Con el retiro del ala pívot, se va de la cancha el último jugador activo de la “Generación Dorada” de Argentina que se colgó la presea áurea en los Olímpicos de Atenas 2004, sin duda, la mayor gesta en la historia del baloncesto de ese país.

Scola, además de esa medalla de oro, también exhibe en su palmarés el metal de bronce en los Juegos de Beijing 2008, dos campeonatos de las Américas (2001 y 2011), un oro panamericano (2019) y dos medallas de plata en los Campeonatos Mundiales FIBA de 2002 y 2019.

El nacido en Buenos Aires, a sus 41 años de edad, en esta justa en Tokio se convirtió en uno de los siete jugadores que han actuado en cinco Juegos Olímpicos. La selecta lista la integran el brasileño Oscar Schmidt, el australiano Andrew Gaze, el puertorriqueño Teo Cruz y los españoles Juan Carlos Navarro, Rudy Fernández y Pau Gasol.

También alcanzó el cuatro peldaño entre los máximos anotadores en la historia de los Olímpicos y ya ostentaba el segundo lugar en puntos en campeonatos mundiales.
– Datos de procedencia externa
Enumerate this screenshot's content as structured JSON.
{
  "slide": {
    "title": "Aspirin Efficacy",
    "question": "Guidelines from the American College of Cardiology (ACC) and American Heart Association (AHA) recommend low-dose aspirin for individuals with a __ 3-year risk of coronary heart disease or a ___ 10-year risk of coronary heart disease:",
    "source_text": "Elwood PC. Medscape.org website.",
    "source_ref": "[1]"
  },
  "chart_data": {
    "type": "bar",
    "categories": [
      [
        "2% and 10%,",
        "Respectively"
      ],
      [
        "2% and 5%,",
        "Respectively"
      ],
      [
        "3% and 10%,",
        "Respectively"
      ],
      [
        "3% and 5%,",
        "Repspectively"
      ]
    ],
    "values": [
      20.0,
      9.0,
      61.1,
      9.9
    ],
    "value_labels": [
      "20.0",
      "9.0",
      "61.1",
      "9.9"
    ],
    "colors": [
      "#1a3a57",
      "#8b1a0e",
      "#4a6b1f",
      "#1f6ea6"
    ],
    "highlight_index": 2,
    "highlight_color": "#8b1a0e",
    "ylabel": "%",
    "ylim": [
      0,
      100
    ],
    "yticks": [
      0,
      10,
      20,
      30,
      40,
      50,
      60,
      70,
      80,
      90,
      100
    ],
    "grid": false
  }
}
"Él fue el mejor y más increíble jugador que ha nacido en nuestro territorio. Nos llevó a lugares insospechados. Lo único que se me ocurre es decirle gracias”, comentó sobre Scola el entrenador Hernández a la Confederación Argentina de Básquetbol. “Nos enseñó a todos lo que es la ética de trabajo, lo que es honrar el trabajo. Nos enseñó que ganar es importante, pero no es trascendente, que lo trascendente es otra historia. Nos enseñó que sí se puede. A honrar lo que hacemos, pero no por el básquet en sí, sino que toda persona de bien debe honrar lo que hace, y no poner excusas. Lo vamos a extrañar un montón, pero dejó lo más importante que es eso, y trataremos de seguir nuestro camino con ese mensaje y esa lección que nos dio", añadió.

Desde su debut en 1999 en el Campeonato Sudamericano de Bahía Blanca, Argentina, Scola participó en un total de 22 torneos internacionales, incluyendo Tokio 2020. En ese transitar solo se ausentó en el Campeonato FIBA Américas de 2005. Es el líder histórico de la selección argentina en partidos disputados con 173 y en puntos anotados con 2857. Razones de sobra para irse en paz, como él mismo lo dijo.